Unblu displays a hint informing the visitor of how many characters they can still enter. Use the configuration property com.unblu.conversation.messaging.ui.charactersRemainingHintThreshold to specify when Unblu should display the hint.

Using bots to perform requests on behalf of authenticated users

Bots can often deal with simple user inquiries without having to involve an agent in the conversation. This lets your agents focus on more complex issues.

Sometimes, obtaining the answer requires the bot to make a request to another system on behalf of the person asking the question:

  • A bot can tell a visitor their account balance, provided they can show to your core banking system that the person making the request may access that information. If the visitor is already authenticated by your system, that information can be made available to the bot through Unblu.

  • While onboarding an agent to a conversation, a bot may ask whether it should open their customer relationship management (CRM) system to display the client’s information. Again, the agent’s authentication information can be made available to the bot through Unblu.

This article describes how to perform requests on behalf of users that were authenticated using ID propagation.
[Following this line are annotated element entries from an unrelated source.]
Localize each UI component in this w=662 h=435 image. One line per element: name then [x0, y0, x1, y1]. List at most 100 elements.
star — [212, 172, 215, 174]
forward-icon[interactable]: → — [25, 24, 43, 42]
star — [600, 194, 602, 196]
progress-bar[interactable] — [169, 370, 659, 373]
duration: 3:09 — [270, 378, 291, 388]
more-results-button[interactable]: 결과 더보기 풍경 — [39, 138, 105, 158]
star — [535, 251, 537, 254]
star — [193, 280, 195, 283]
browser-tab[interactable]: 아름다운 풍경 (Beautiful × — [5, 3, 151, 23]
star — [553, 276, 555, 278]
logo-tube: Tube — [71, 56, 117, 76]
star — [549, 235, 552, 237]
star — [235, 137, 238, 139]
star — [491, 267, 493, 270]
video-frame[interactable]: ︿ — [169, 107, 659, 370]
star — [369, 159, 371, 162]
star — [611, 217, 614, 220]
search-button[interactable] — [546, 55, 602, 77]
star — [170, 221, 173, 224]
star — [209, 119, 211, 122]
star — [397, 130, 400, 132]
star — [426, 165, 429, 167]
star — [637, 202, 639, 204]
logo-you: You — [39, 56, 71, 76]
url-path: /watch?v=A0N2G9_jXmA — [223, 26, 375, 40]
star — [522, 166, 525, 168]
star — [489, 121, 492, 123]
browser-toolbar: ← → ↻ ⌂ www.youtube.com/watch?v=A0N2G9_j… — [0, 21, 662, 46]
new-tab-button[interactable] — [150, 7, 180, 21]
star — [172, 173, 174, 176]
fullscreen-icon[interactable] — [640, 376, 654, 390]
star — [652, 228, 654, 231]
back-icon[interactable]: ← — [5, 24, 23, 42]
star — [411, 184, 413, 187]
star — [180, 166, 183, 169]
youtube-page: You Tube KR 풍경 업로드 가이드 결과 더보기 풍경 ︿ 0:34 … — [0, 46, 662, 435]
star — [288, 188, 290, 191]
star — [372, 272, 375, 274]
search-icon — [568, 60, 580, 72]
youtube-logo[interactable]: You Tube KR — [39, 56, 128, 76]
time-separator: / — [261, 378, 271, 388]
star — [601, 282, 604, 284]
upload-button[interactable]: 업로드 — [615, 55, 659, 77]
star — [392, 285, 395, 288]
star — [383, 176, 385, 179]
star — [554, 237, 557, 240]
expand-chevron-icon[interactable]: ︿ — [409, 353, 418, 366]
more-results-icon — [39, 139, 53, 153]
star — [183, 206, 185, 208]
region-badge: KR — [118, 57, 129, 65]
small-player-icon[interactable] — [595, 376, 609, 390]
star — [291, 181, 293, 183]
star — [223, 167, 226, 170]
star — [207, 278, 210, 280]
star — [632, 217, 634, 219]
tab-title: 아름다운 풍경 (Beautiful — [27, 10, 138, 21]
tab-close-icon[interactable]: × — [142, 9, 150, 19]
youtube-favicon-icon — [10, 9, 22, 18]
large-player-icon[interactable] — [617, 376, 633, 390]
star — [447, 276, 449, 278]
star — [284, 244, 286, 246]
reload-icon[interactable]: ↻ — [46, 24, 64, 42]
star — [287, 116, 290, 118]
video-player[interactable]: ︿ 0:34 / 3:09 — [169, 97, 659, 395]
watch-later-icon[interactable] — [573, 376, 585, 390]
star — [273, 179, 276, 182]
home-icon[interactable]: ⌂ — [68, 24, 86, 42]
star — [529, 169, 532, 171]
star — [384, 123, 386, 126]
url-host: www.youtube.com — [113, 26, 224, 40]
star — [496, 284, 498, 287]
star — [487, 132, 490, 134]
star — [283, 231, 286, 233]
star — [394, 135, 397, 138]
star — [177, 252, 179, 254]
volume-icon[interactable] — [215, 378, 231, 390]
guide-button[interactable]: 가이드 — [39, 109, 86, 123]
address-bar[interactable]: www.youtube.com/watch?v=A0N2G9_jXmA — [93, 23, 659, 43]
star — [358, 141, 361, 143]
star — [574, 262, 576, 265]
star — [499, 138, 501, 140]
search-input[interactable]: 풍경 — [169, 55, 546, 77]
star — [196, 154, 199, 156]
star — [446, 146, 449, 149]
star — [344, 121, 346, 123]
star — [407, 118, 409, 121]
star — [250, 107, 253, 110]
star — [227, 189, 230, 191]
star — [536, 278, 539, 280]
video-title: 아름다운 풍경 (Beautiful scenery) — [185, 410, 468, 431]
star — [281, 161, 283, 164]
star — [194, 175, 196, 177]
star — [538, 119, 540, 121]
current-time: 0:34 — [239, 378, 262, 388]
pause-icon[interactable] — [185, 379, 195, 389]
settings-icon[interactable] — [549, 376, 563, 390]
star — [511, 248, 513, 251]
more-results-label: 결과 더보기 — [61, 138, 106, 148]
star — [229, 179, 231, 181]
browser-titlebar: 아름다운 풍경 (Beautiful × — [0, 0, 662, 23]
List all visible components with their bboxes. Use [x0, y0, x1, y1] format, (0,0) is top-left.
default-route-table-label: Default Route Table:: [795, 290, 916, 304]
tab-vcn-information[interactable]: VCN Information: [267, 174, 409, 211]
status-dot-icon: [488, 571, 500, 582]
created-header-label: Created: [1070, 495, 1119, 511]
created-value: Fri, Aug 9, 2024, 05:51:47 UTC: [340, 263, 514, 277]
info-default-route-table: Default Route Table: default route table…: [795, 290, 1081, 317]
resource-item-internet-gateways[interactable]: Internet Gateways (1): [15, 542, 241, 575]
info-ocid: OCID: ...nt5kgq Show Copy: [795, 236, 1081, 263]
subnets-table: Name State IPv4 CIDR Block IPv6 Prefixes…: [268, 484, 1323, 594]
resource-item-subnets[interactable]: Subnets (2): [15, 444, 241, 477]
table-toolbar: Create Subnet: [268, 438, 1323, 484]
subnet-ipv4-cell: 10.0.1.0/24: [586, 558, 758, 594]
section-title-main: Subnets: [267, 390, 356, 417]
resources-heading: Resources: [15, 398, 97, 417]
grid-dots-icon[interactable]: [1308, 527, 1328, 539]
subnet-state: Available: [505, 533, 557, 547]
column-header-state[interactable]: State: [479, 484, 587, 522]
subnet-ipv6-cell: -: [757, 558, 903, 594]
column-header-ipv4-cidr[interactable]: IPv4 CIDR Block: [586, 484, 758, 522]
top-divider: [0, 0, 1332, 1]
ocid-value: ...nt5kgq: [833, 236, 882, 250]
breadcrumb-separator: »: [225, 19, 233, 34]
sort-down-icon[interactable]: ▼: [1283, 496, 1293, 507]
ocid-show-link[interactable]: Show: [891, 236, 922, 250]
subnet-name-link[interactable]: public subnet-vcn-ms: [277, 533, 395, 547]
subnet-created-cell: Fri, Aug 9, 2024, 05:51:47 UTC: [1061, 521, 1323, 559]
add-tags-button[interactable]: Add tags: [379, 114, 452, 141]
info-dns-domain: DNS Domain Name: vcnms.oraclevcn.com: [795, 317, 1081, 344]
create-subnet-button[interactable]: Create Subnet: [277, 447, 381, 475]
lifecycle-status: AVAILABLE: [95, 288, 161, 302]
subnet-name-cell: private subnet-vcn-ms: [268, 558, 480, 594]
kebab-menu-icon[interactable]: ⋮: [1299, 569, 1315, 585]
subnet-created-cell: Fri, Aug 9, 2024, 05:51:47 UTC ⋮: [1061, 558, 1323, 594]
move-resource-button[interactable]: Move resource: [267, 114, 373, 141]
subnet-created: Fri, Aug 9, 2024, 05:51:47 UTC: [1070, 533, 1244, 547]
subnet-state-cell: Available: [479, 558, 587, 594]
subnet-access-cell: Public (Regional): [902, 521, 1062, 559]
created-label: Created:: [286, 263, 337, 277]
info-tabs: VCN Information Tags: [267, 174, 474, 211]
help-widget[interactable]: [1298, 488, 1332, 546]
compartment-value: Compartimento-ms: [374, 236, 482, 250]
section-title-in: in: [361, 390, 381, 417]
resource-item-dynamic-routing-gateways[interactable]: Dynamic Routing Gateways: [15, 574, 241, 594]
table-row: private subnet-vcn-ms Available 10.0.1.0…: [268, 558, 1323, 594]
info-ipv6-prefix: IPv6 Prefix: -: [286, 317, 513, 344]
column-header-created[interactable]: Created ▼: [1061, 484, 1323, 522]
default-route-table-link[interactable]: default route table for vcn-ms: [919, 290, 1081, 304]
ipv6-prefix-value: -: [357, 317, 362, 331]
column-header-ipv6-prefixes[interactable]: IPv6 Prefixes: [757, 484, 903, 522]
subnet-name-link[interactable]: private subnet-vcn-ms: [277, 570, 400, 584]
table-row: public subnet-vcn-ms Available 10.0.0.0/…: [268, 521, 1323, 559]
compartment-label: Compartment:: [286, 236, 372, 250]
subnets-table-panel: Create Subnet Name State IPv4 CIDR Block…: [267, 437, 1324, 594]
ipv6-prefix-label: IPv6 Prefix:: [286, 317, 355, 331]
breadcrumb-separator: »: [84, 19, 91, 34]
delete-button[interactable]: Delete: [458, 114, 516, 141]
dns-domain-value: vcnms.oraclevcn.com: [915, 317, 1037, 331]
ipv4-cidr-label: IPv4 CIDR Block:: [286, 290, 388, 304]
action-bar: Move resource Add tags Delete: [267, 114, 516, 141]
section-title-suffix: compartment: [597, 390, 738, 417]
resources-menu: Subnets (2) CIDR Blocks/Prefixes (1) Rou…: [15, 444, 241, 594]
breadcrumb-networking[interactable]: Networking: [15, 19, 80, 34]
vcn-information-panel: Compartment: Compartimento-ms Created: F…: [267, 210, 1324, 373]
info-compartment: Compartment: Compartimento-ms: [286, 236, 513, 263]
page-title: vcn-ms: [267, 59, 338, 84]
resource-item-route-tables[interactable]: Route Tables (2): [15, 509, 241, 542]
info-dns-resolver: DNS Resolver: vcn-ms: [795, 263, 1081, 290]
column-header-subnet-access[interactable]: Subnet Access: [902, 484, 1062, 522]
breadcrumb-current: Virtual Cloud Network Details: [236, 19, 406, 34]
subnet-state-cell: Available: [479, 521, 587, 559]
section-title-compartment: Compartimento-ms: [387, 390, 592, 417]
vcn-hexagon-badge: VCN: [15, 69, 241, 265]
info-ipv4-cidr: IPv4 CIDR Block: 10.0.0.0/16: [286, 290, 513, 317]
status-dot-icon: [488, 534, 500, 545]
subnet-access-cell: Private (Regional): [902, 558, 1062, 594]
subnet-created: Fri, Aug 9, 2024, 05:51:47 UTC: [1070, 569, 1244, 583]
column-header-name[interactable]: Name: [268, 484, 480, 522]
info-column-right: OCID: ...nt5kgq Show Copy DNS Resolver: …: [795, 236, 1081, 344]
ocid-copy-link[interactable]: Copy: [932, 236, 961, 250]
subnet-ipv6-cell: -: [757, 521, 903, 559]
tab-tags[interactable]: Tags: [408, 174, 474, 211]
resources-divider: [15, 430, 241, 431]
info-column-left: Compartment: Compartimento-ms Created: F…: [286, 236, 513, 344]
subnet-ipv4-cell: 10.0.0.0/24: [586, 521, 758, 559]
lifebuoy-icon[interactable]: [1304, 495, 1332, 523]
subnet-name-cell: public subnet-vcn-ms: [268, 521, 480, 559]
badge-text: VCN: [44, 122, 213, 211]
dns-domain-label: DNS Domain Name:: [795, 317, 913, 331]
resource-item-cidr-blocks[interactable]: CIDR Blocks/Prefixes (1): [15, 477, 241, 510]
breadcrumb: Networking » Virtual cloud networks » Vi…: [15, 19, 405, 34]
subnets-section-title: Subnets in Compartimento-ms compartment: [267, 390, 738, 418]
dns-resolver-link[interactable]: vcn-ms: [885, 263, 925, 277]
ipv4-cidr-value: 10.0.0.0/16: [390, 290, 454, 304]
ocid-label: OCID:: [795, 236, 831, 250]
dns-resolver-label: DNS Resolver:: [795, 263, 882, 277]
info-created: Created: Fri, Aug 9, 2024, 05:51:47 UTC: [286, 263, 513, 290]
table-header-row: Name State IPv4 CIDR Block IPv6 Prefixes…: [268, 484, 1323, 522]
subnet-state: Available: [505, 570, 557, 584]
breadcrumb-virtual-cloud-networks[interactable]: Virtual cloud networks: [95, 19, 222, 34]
Propagating authentication information

When you use ID propagation to authenticate Unblu users, you must specify which values should be propagated. Which propagated information should be used for authentication is specified in the following configuration properties:

Retrieving authentication information

The values propagated during authentication, including the person’s authentication information, are stored in the user’s person presence. A bot must therefore know which person presence of the conversation contains the relevant authentication information, and be able to access the detail of that person presence.

When a webhook event related to a message is triggered, for example conversation.new_message, the message data in the payload includes the field senderPersonPresenceId. The field contains the person presence ID of the person who sent the message that triggered the webhook event.

Once you have the user’s person presence ID, you can call the web API endpoint /personpresences/read. The return value of the API endpoint includes fields for each of the propagated values. With this information, a bot can call a third-party system on the user’s behalf and retrieve the information required to answer the user’s question.